Thursday, February 22, 2007

Planing the trade and what to look for on your chart

Large block trades noticed on IWM (50,000s block trades are red. 500,000s block trades are green).

I plan on studying this pattern in trading and combining this information with Volume profile analysis to find the best value in price.
What we are looking at is value defined by the largest traders. You will notice they only enter trades at tick extremes near the HOD, mid point, and LOD(alternatively the LVA, POC, & UVA). Are the professional traders buying the LVA, selling the UVA, or buying/selling around the midpoint. Also, where are the large trades being taken in relation to the 3-5 day volume profile.
Here is a great article by Dr. Steenbarger on tracking large traders.

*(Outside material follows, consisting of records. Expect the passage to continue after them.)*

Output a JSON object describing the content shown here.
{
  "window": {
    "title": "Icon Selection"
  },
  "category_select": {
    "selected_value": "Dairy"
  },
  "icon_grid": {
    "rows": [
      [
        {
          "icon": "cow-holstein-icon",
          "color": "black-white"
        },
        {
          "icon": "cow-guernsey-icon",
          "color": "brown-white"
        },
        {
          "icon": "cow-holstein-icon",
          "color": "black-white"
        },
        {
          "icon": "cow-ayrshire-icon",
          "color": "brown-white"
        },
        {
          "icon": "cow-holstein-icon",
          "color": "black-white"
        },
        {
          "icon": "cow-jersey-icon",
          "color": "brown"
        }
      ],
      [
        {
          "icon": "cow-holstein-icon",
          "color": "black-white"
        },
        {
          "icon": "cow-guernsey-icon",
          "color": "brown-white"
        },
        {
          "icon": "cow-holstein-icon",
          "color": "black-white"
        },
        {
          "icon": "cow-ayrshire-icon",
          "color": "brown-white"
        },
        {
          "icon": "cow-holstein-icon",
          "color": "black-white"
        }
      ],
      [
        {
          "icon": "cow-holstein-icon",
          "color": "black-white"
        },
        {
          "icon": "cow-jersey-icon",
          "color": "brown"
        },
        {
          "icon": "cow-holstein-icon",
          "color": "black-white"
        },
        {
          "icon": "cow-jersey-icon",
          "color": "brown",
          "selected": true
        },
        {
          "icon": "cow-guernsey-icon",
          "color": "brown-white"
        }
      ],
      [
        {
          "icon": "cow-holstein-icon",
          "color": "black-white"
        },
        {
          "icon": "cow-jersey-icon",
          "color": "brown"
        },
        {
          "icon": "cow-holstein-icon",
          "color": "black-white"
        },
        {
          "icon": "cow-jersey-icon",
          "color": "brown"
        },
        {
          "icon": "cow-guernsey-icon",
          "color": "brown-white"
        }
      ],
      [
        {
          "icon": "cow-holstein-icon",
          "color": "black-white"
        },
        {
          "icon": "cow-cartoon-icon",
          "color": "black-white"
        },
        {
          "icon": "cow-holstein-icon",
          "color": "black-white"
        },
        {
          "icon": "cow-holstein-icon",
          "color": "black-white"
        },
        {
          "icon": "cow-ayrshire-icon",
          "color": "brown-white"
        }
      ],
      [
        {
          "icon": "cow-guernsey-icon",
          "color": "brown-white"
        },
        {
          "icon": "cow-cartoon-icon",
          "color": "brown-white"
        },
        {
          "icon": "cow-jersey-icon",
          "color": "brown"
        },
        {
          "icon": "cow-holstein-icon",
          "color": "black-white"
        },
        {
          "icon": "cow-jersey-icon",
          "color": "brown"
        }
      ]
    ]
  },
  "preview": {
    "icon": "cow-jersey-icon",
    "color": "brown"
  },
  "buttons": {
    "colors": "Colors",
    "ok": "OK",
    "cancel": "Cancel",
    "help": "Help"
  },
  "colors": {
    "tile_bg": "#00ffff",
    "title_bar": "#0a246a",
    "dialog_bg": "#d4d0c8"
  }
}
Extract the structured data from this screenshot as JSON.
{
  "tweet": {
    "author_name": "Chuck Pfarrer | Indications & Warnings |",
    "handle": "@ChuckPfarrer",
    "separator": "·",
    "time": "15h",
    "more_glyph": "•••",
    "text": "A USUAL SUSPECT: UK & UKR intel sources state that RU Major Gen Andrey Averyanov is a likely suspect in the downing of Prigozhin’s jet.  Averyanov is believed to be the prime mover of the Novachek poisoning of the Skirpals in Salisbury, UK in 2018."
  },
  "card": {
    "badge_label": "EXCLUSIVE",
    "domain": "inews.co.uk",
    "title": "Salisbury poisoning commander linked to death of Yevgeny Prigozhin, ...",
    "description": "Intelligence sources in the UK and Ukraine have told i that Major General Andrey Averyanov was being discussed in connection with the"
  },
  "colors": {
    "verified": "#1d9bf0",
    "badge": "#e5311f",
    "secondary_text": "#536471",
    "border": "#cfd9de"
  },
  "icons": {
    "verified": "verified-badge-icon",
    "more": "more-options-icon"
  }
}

What are the key questions we should be able to answer before entering a trade that will make the trade have a high probability of working?

1.What time is the trade being executed?
This question is important because you will need to base your stop and profit target for the trade according to the volatility. Volatility is also directionally proportional to volume; moreover, volume is highest during the first hour and a half of trading. Also, the initial balance (first hour of trading) normally covers 90% of the days trading range.

2.How are the major indices trading relative to each other?
If all the indices looked to be in tandem and trending one direction then this would be a strong indication to go with the trend and not fade the market. However, if ES is making a new high on light volume while ER2 is 2pts below its high while also on an uptick and we are 2 hours into the trading day, then this might be a setup to fade ER2.

3.Where are the volume gaps?
Volume gaps are important areas you need to be aware before the trading day because once the price trades into a volume gap the volatility can increase significantly from lack of established support or resistance.

4.What market sectors are trading up or down?
If all the sectors were trading down, then this would be a no brainer that we have a selloff taking place. The more sectors you have trading your direction, the better it is that the trend will continue. (I track some of the major sectors by following XLF, XLE, SMH)

5.What is the NYSE TICK value before you enter a trade?
Buying at 1000+ TICK readings may be dangerous because this value normally represents a climax in buying and is sometimes used as a value that traders watch to fade the market. By making sure you enter long trades when the TICK has pulled back you will be in a much better position of not buying the top. The same goes for when entering short trades as well; moreover, you want to short when the NYSE TICK is in a high range relative to the day, and only when the trend of the market is down.